For Lieberman, chair of the Department of Orthopaedic Surgery in the Keck School of Medicine of USC, there had to be a better way. Now, with support from a five year, $2.2 million National Institutes of Health grant, he is exploring gene therapy as a possible alternative treatment in difficult bone repair cases.
His team will genetically modify human bone marrow cells—extracted from patients undergoing total hip replacement surgery—to overproduce a bone growth factor called bone morphogenetic protein, or BMP. The modified cells will be injected into rats in the lab to see whether they help heal large fractures.
With 3-D printing, you could take a CT scan of the bone and then produce a scaffold that can fit the bone defect as if doing a jigsaw puzzle.Jay Lieberman
The study will determine the therapy’s potential effectiveness and establish a dosing model that could be scaled up for use in humans and assessed for any problems.
If the cells produce too much BMP, it could lead to excessive bone growth, Lieberman says. He doubts that will be a significant risk, though, since the modified cells should die off quickly, resulting in “two to three months of protein production, not years.”
A critical step toward developing potential human therapies, the study also points to exciting future possibilities involving a combination of gene therapy and tissue engineering.
For example, a scaffold—made from critical elements found in bone like calcium phosphate—could be 3-D printed to match a missing section of bone. The scaffold would then be implanted into the bone defect and loaded with the genetically modified cells. The cells would spur bone growth over the scaffold, eventually filling in the missing bone.
“With 3-D printing, you could take a CT scan of the bone and then produce a scaffold that can fit the bone defect as if doing a jigsaw puzzle,” Lieberman says. “In two or three months you could have new bone—without any graft needed.”

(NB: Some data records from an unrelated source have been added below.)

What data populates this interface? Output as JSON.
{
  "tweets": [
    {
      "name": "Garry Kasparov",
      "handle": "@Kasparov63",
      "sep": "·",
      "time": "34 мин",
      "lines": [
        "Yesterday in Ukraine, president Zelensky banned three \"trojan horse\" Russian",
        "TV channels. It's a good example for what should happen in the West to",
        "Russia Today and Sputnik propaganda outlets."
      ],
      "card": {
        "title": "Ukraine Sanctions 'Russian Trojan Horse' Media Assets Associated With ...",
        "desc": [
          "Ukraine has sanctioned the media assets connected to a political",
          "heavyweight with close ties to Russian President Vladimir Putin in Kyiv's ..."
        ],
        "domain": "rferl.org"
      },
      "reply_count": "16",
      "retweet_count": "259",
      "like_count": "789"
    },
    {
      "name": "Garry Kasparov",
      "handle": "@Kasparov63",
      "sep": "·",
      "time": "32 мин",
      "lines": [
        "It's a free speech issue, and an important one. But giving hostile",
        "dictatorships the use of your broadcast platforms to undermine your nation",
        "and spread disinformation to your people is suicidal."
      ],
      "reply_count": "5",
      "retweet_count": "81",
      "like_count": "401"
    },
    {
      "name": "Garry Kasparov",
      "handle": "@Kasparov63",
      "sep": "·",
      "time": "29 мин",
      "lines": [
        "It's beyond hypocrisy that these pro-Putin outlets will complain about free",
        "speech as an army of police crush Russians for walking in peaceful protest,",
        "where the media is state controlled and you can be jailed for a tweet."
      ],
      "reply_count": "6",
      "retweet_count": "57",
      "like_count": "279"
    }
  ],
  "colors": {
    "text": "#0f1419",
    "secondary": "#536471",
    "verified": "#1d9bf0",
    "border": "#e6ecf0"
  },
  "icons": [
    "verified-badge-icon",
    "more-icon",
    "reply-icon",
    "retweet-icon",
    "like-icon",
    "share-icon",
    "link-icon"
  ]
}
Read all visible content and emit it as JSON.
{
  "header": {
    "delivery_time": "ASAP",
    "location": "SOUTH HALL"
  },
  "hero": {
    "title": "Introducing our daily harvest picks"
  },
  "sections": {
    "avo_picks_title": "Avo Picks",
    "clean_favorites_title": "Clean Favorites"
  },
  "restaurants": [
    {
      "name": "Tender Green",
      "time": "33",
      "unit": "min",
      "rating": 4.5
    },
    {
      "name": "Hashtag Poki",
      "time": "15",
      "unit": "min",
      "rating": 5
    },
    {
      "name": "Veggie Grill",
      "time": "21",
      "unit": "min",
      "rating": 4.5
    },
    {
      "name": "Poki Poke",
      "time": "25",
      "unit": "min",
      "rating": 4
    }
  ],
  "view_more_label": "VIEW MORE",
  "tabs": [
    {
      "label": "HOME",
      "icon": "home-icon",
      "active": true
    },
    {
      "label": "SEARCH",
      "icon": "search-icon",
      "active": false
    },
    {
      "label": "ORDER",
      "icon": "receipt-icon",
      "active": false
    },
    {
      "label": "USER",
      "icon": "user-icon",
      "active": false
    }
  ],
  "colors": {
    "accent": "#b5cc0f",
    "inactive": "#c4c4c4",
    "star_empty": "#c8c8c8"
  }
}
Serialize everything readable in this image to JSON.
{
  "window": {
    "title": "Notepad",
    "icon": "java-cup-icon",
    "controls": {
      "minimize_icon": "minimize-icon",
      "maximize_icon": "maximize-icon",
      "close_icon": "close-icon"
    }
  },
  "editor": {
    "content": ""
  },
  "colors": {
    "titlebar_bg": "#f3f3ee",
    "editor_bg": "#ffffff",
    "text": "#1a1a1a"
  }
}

If Lieberman’s study proves successful, his proposed gene therapy could move forward to a Phase I clinical safety trial in humans. But the information he’s gathering now is already informing patient care.
“It’s affected the way I review bone repair problems,” Lieberman says. “That’s the advantage of doing translational research. It makes you think about multiple treatment options, not just the ones in front of you. As long as you keep your eyes open, opportunities arise to benefit patients.”